Technology overview

Contributors

This section describes the technology used in this solution.

NetApp ONTAP storage controller

NetApp ONTAP is a high-performance, enterprise- grade storage operating system.

NetApp ONTAP 9.8 introduces support for Amazon Simple Storage Service (S3) APIs. ONTAP supports a subset of Amazon Web Services (AWS) S3 API actions and allows data to be represented as objects in ONTAP-based systems across cloud providers (AWS, Azure, and GCP) and on-premises.

NetApp StorageGRID software is the flagship NetApp solution for object storage. ONTAP complements StorageGRID by providing an ingest and preprocessing point on the edge, expanding the data fabric powered by NetApp for object data, and increasing the value of the NetApp product portfolio.

Access to an S3 bucket is provided through authorized user and client applications. The following diagram shows the application accessing an S3 bucket.

This graphic shows the application accessing an S3 bucket.

Primary use cases

The primary purpose of supporting S3 APIs is to provide objects access on ONTAP. The ONTAP unified storage architecture now supports files (NFS and SMB), blocks (FC and iSCSI), and objects (S3).

Native S3 applications

An increasing number of applications are able to leverage ONTAP support for object access using S3. Although well-suited for high-capacity archival workloads, the need for high performance in native S3 applications is growing rapidly and includes:

  • Analytics

  • Artificial intelligence

  • Edge-to-core ingest

  • Machine learning

Customers can now use familiar manageability tools such as ONTAP System Manager to rapidly provision high-performance object storage for development and operations in ONTAP, taking advantage of the ONTAP storage efficiencies and security as they do so.

FabricPool endpoints

Beginning with ONTAP 9.8, FabricPool supports tiering to buckets in ONTAP, allowing for ONTAP-to-ONTAP tiering. This is an excellent option for customers who wish to repurpose existing FAS infrastructure as an object store endpoint.

FabricPool supports tiering to ONTAP in two ways:

  • Local cluster tiering. Inactive data is tiered to a bucket located on the local cluster using cluster LIFs.

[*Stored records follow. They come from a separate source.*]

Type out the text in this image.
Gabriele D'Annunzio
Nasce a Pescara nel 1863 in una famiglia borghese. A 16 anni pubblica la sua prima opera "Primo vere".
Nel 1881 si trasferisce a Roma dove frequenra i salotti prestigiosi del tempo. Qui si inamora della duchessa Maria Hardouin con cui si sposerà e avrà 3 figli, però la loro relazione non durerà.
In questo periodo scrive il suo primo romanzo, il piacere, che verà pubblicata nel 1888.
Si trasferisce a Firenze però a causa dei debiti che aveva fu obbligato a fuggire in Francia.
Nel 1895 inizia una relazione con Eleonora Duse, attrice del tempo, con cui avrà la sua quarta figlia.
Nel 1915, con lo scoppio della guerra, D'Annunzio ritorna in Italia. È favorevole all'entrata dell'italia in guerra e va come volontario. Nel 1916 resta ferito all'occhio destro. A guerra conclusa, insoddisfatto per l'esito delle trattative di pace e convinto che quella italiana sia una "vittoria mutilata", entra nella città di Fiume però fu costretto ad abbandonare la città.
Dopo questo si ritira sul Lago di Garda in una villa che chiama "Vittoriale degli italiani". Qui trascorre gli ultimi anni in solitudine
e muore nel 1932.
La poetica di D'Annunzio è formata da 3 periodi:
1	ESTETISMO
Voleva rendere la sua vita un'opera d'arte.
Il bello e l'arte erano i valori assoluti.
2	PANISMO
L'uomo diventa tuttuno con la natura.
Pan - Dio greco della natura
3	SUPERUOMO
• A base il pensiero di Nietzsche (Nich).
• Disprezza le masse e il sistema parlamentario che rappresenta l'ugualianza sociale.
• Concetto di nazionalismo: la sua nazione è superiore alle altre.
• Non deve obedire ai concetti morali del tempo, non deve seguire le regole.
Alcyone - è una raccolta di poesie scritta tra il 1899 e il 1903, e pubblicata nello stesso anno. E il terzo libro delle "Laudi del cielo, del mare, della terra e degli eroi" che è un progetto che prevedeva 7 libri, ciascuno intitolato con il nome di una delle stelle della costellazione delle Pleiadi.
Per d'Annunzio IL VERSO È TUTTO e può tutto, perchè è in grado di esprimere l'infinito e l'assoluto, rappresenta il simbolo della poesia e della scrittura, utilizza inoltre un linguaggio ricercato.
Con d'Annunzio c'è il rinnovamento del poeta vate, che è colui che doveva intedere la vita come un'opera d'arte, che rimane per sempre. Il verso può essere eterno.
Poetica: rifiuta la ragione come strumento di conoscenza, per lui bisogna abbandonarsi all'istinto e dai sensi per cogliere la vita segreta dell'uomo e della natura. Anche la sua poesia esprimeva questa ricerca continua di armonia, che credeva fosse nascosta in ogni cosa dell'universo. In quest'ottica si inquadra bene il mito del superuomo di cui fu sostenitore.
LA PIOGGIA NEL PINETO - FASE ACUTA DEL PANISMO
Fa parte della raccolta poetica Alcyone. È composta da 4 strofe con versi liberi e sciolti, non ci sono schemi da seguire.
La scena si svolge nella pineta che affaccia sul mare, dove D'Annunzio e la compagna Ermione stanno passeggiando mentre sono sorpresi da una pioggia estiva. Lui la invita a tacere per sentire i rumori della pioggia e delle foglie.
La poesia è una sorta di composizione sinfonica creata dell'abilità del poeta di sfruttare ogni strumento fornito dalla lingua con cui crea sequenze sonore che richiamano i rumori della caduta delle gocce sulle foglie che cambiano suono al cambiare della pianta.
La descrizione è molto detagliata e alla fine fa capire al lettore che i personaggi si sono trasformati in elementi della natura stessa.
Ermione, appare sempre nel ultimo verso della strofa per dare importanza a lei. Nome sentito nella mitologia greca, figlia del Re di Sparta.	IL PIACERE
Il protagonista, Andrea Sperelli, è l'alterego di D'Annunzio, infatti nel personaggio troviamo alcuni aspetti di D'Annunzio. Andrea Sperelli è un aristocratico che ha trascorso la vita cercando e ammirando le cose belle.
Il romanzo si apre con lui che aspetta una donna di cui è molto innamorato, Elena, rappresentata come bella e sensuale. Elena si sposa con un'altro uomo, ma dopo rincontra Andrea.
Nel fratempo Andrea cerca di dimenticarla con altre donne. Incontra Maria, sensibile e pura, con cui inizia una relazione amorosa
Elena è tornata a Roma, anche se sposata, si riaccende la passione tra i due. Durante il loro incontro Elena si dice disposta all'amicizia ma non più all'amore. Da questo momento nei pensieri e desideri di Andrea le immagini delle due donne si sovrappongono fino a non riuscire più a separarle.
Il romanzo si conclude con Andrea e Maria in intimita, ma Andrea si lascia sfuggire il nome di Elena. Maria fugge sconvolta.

  • Remote cluster tiering. Inactive data is tiered to a bucket located on a remote cluster in a manner similar to a traditional FabricPool cloud tier using IC LIFs on the FabricPool client and data LIFs on the ONTAP object store.

ONTAP S3 is appropriate if you want S3 capabilities on existing clusters without additional hardware and management. For deployments larger than 300TB, NetApp StorageGRID software continues to be the flagship NetApp solution for object storage. A FabricPool license is not required when using ONTAP or StorageGRID as the cloud tier.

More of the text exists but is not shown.